– Хватит и того, что я знаю, кто ты… И что сделал твой отец, – рявкнул и грубо схватил её за подбородок, повертел голову из стороны в сторону, осмотрел.
Рвать и метать хотелось. Разодрать блядь-Сотникова в клочья. Это из-за него малышка здесь. Из-за него у Харитона сводило сейчас пальцы – так желал касаться нежно, невесомо. Ведь кожа у малышки – атласная, гладил бы и гладил.
Ну, почему, почему ты такая? Почему – ты?
А он же сегодня – падаль и мразь. Поэтому:
– Хорошенькая. Губки пухленькие. Кожа нежная. Чистый ангелок. Но это… ненадолго. Сегодня тебе предстоит спуститься в ад…
Что за бред он несёт? Сам всегда гнобил тех долбоёбов, что за счёт слабых баб самоутверждались – запугивали, унижали, растаптывали. Руки таким не подавал. А теперь вот сам дрожащую малышку давил.
А она лепетала тихо-тихо, едва различал:
– Нет-нет… Нельзя…
Прекрати! Сейчас же прекрати!
Блядь! Не могу! Когда в её голосе такие мольба и отчаяние…
Так…
Где у нас там Монстр? Включить на полную: ухмыляться погано, смотреть сально, давать дальше:
– Детка, усвой сразу – тут я решаю, что нельзя, а что можно. Тебе. Мне можно всё.
– Что я вам сделала? – девочка еле хрипела, дрожала, но у самой хватило силёнок вскинуть голову, встретить взгляд в упор, выдержать его. А у него – едва хватило сил не утонуть в её глазах – серых, влажно блестящих, обречённых… Точно маленький взъерошенный котёнок, который щерится, глупыш, на бойцовского пса…
Адов пиздец.
Так, ухмылку на рожу погаже, чтоб самому от себя мерзко было, и гнуть свою линию:
– В том-то и беда, что пока ничего. Стоишь тут, глазами хлопаешь, тратишь моё время. Пора приступать к делу.
– К делу? – повторила на автомате.
И его ступорила эта её заторможенность. Она не истерила, не кричала, не бесилась. Была абсолютно спокойной внешне, хотя он и видел, как её колотило внутреннее.
Смелая и сильная девочка.
Достойная уважения.
Маленькая, одинокая, беззащитная.
Нет, нельзя, чтобы она заметила, как плавится его ледяной панцирь. Поэтому он сказал, добавив в голос стали:
– Да, время платить… – и обжёг ледяным взглядом.

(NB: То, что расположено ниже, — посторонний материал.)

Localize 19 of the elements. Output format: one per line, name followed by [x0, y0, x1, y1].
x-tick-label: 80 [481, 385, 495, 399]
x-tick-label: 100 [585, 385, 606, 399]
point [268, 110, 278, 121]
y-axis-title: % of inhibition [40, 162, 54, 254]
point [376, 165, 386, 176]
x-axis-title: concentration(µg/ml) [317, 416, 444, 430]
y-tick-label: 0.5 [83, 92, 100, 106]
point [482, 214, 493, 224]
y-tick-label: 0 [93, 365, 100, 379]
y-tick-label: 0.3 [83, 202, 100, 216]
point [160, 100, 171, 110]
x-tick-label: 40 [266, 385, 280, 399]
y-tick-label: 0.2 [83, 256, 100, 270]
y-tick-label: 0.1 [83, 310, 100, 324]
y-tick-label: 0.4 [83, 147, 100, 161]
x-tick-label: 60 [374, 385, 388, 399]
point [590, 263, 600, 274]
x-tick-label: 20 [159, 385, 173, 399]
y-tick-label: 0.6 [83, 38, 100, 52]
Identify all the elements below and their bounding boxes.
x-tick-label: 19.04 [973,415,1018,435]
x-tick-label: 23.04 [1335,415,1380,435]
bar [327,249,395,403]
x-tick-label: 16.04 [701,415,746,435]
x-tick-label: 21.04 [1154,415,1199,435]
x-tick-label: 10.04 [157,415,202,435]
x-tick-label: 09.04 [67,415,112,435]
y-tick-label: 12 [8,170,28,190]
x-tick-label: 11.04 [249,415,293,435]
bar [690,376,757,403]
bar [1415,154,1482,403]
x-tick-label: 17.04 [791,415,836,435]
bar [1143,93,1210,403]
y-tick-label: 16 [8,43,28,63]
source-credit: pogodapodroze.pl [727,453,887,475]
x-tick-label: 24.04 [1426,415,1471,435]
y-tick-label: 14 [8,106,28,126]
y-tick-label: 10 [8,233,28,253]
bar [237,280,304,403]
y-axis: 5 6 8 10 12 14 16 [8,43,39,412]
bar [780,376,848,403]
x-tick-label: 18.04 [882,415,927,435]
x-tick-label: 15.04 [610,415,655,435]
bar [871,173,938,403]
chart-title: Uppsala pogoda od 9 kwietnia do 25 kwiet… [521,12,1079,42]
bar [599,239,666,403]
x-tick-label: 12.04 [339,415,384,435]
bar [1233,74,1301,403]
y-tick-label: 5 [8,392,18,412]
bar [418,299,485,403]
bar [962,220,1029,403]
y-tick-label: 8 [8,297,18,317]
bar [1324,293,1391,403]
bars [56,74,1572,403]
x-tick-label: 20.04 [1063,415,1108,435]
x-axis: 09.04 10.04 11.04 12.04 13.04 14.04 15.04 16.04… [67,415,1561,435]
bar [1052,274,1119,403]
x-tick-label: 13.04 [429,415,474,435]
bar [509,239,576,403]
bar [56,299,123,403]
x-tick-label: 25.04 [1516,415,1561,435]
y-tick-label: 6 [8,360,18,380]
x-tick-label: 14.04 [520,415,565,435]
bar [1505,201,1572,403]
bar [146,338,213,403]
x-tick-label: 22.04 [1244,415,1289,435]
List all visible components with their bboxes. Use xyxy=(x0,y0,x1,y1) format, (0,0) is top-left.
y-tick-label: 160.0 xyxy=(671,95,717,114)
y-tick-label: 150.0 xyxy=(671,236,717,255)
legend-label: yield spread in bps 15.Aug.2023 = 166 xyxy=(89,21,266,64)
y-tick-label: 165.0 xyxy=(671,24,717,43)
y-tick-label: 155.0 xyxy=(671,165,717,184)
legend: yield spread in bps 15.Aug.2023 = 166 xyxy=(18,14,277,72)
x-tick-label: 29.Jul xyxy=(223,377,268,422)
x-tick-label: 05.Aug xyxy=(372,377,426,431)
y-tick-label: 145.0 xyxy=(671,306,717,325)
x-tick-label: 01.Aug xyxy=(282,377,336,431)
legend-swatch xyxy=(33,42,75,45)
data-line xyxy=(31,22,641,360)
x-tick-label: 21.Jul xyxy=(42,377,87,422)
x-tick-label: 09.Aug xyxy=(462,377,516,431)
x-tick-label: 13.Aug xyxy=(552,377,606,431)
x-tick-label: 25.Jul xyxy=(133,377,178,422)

Ну, во всяком случае, ему хотелось, чтобы было именно так.
Девушка всё-таки надломилась, выдала жалобно:
– За что?
Хорошо, что не заметила, как он судорожно сглотнул и сжал кулаки.

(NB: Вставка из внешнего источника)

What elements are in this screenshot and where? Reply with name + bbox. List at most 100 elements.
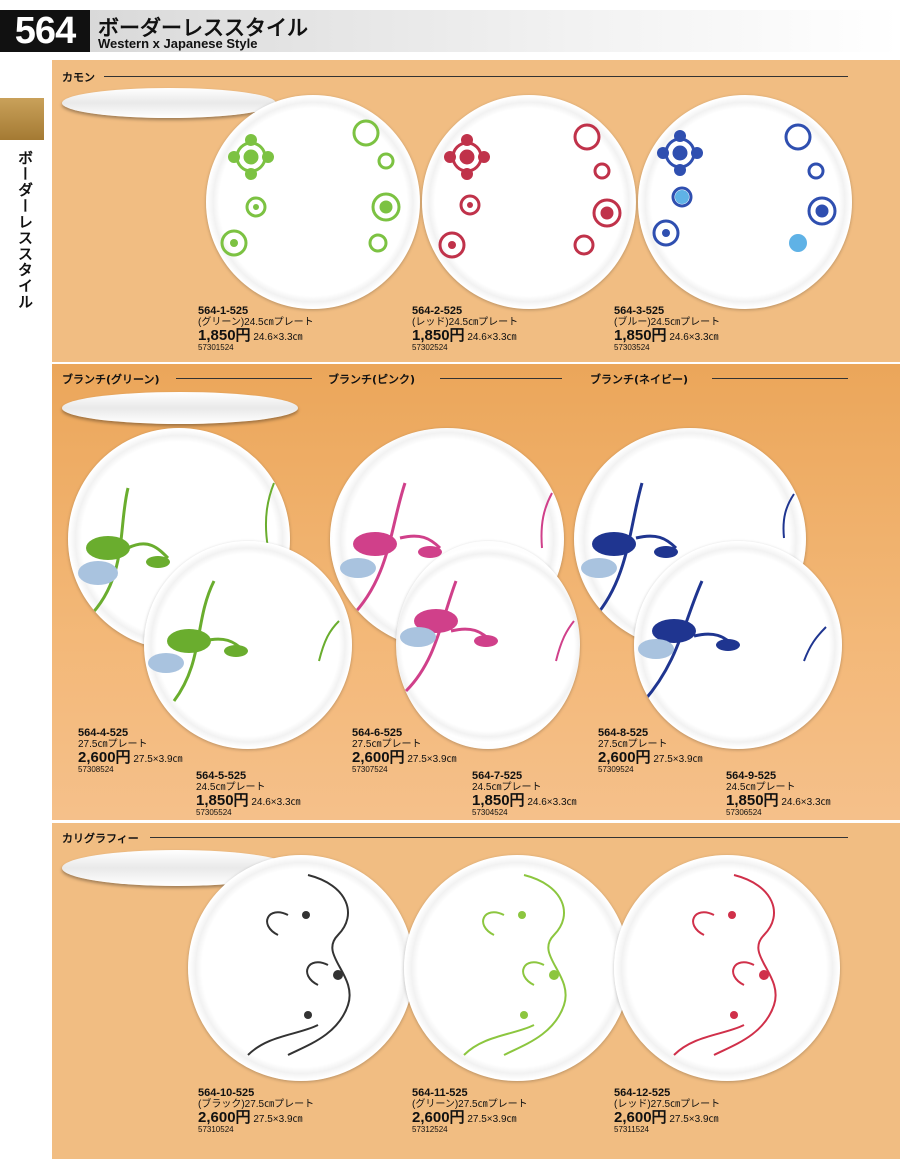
product-desc: (ブラック)27.5㎝プレート (198, 1099, 315, 1110)
product-jan: 57303524 (614, 343, 650, 352)
product-desc: 24.5㎝プレート (196, 782, 266, 793)
product-code: 564-10-525 (198, 1087, 255, 1099)
product-size: 24.6×3.3㎝ (527, 797, 577, 808)
product-code: 564-3-525 (614, 305, 665, 317)
section-rule (104, 76, 848, 77)
product-564-9: 564-9-525 24.5㎝プレート 1,850円 24.6×3.3㎝ 573… (726, 771, 831, 818)
product-jan: 57305524 (196, 808, 232, 817)
plate-kamon-blue (638, 95, 852, 309)
product-size: 27.5×3.9㎝ (653, 754, 703, 765)
product-desc: (ブルー)24.5㎝プレート (614, 317, 721, 328)
product-564-6: 564-6-525 27.5㎝プレート 2,600円 27.5×3.9㎝ 573… (352, 727, 457, 775)
branch-pink-pattern (340, 482, 553, 620)
product-jan: 57306524 (726, 808, 762, 817)
product-price: 2,600円 (198, 1109, 251, 1126)
product-price: 1,850円 (726, 792, 779, 809)
header-bar (90, 10, 900, 52)
product-price: 2,600円 (352, 749, 405, 766)
calligraphy-black-pattern (247, 874, 351, 1056)
section-rule (150, 837, 848, 838)
product-jan: 57308524 (78, 765, 114, 774)
product-564-11: 564-11-525 (グリーン)27.5㎝プレート 2,600円 27.5×3… (412, 1087, 528, 1135)
product-desc: (グリーン)24.5㎝プレート (198, 317, 314, 328)
product-price: 1,850円 (412, 327, 465, 344)
section-title-branch-pink: ブランチ(ピンク) (328, 373, 416, 386)
product-code: 564-5-525 (196, 770, 247, 782)
product-jan: 57311524 (614, 1125, 649, 1134)
section-title-branch-green: ブランチ(グリーン) (62, 373, 160, 386)
product-desc: (レッド)27.5㎝プレート (614, 1099, 721, 1110)
product-jan: 57312524 (412, 1125, 448, 1134)
product-jan: 57302524 (412, 343, 448, 352)
page-subtitle: Western x Japanese Style (98, 36, 258, 51)
product-desc: 24.5㎝プレート (726, 782, 796, 793)
product-size: 24.6×3.3㎝ (253, 332, 303, 343)
plate-calligraphy-green (404, 855, 630, 1081)
product-price: 1,850円 (198, 327, 251, 344)
product-code: 564-4-525 (78, 727, 129, 739)
product-564-7: 564-7-525 24.5㎝プレート 1,850円 24.6×3.3㎝ 573… (472, 770, 577, 818)
product-desc: (レッド)24.5㎝プレート (412, 317, 519, 328)
plate-side-view (62, 88, 276, 118)
product-564-1: 564-1-525 (グリーン)24.5㎝プレート 1,850円 24.6×3.… (198, 305, 314, 353)
product-code: 564-1-525 (198, 305, 249, 317)
product-jan: 57309524 (598, 765, 634, 774)
plate-kamon-red (422, 95, 636, 309)
side-tab-label: ボーダーレススタイル (16, 150, 34, 310)
product-564-12: 564-12-525 (レッド)27.5㎝プレート 2,600円 27.5×3.… (614, 1087, 721, 1135)
product-jan: 57307524 (352, 765, 388, 774)
product-size: 27.5×3.9㎝ (407, 754, 457, 765)
product-564-5: 564-5-525 24.5㎝プレート 1,850円 24.6×3.3㎝ 573… (196, 770, 301, 818)
section-rule (176, 378, 312, 379)
section-title-calligraphy: カリグラフィー (62, 832, 139, 845)
product-size: 27.5×3.9㎝ (133, 754, 183, 765)
section-title-branch-navy: ブランチ(ネイビー) (590, 373, 689, 386)
product-desc: 24.5㎝プレート (472, 782, 542, 793)
product-size: 24.6×3.3㎝ (669, 332, 719, 343)
plate-branch-navy-small (634, 541, 842, 749)
product-code: 564-12-525 (614, 1087, 671, 1099)
product-price: 1,850円 (472, 792, 525, 809)
plate-branch-pink-small (396, 541, 580, 749)
branch-green-pattern (78, 482, 275, 620)
calligraphy-green-pattern (463, 874, 567, 1056)
branch-pink-pattern (400, 580, 575, 693)
product-size: 24.6×3.3㎝ (467, 332, 517, 343)
product-code: 564-6-525 (352, 727, 403, 739)
product-desc: (グリーン)27.5㎝プレート (412, 1099, 528, 1110)
branch-green-pattern (148, 580, 340, 702)
product-price: 2,600円 (412, 1109, 465, 1126)
product-code: 564-8-525 (598, 727, 649, 739)
product-code: 564-7-525 (472, 770, 523, 782)
product-price: 1,850円 (196, 792, 249, 809)
page-title: ボーダーレススタイル (98, 16, 308, 40)
product-desc: 27.5㎝プレート (78, 739, 148, 750)
product-jan: 57310524 (198, 1125, 234, 1134)
kamon-green-pattern (220, 119, 401, 257)
branch-navy-pattern (581, 482, 795, 619)
product-564-4: 564-4-525 27.5㎝プレート 2,600円 27.5×3.9㎝ 573… (78, 727, 183, 775)
plate-calligraphy-black (188, 855, 414, 1081)
product-size: 27.5×3.9㎝ (669, 1114, 719, 1125)
product-564-10: 564-10-525 (ブラック)27.5㎝プレート 2,600円 27.5×3… (198, 1087, 315, 1135)
product-price: 2,600円 (78, 749, 131, 766)
branch-navy-pattern (638, 580, 827, 702)
product-code: 564-11-525 (412, 1087, 468, 1099)
product-code: 564-2-525 (412, 305, 463, 317)
product-price: 2,600円 (614, 1109, 667, 1126)
plate-branch-green-small (144, 541, 352, 749)
product-price: 2,600円 (598, 749, 651, 766)
kamon-blue-pattern (652, 123, 837, 252)
product-jan: 57301524 (198, 343, 234, 352)
product-564-8: 564-8-525 27.5㎝プレート 2,600円 27.5×3.9㎝ 573… (598, 727, 703, 775)
side-tab-block (0, 98, 44, 140)
plate-side-view (62, 392, 298, 424)
plate-kamon-green (206, 95, 420, 309)
plate-calligraphy-red (614, 855, 840, 1081)
section-title-kamon: カモン (62, 71, 95, 84)
product-jan: 57304524 (472, 808, 508, 817)
product-desc: 27.5㎝プレート (598, 739, 668, 750)
product-size: 24.6×3.3㎝ (251, 797, 301, 808)
product-size: 24.6×3.3㎝ (781, 797, 831, 808)
product-size: 27.5×3.9㎝ (253, 1114, 303, 1125)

Действительно, за что? Она-то причём? Это отец у неё отморозок, а девочка эта – ангел…
Только вот он, Харитон, уже давно перекрасил свои перья в чёрный и сменил босса… Теперь он сам Монстр – исчадье ада, без души и сердца. Главное, поверить в это самому. Ухмыльнуться хищно, почти оскалиться, произнести глумливо:
– За долги твоего отца. И начнём мы прямо сейчас. На колени!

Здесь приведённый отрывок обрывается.